AttributeError: '_OpNamespace' '_C_utils' object has no attribute 'init_cpu_threads_env'

backend/python/vllm/package.sh bundles libnuma.so.1 and libgomp.so.1 into ${BACKEND}/lib/, which libbackend.sh adds to LD_LIBRARY_PATH at run time. The builder stage in backend/Dockerfile.python installs libnuma1/libgomp1 so package.sh has something to copy. Do not assume the production host has these — backend images are FROM scratch.

Backend hook system (core/config/backend_hooks.go)

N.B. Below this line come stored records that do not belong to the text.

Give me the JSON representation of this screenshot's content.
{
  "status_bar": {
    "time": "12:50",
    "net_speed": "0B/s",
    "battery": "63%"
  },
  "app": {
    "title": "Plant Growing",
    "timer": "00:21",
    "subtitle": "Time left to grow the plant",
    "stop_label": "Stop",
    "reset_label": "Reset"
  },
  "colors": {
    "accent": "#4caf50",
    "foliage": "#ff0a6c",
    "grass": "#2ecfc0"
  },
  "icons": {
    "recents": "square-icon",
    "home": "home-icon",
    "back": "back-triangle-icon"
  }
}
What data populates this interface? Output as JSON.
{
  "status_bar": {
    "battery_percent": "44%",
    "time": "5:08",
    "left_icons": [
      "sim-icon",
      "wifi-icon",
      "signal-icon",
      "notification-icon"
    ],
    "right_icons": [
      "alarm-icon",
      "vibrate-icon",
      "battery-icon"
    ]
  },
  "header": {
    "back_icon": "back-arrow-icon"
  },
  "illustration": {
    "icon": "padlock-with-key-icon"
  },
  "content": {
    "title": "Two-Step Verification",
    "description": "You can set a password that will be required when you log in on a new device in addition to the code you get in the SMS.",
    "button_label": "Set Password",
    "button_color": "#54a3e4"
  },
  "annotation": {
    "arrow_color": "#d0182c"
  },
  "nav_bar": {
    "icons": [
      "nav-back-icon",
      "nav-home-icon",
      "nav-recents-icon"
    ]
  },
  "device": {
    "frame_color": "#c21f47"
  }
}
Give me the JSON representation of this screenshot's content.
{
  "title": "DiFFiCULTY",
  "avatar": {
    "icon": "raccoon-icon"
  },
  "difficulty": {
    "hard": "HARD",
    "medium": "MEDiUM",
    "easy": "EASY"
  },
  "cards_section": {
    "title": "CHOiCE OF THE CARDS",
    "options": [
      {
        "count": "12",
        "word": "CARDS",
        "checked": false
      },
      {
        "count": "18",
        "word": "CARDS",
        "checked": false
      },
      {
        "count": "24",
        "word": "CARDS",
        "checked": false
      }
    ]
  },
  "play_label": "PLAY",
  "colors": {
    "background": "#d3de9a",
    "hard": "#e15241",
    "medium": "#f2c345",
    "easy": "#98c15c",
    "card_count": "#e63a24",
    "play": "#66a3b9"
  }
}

Per-backend defaults that used to be hardcoded in ModelConfig.Prepare() now live in core/config/hooks_*.go files and self-register via init():

  • hooks_llamacpp.go → GGUF metadata parsing, context size, GPU layers, jinja template
  • hooks_vllm.go → tool/reasoning parser auto-selection from parser_defaults.json

Hook keys:

  • "llama-cpp", "vllm", "vllm-omni", … — backend-specific
  • "" — runs only when cfg.Backend is empty (auto-detect case)
  • "*" — global catch-all, runs for every backend before specific hooks

Multiple hooks per key are supported and run in registration order. Adding a new backend default:

go
// core/config/hooks_<backend>.go
func init() {
    RegisterBackendHook("<backend>", myDefaults)
}
func myDefaults(cfg *ModelConfig, modelPath string) {
    // only fill in fields the user didn't set
}

The Messages.ToProto() fields you need to set

core/schema/message.go:ToProto() must serialize:

  • ToolCallIDproto.Message.ToolCallId (for role="tool" messages — links result back to the call)
  • Reasoningproto.Message.ReasoningContent
  • ToolCallsproto.Message.ToolCalls (JSON-encoded string)

These were originally not serialized and tool-calling conversations broke silently — the C++ llama.cpp backend reads them but always got empty strings. Any new field added to schema.Message and proto.Message needs a matching line in ToProto().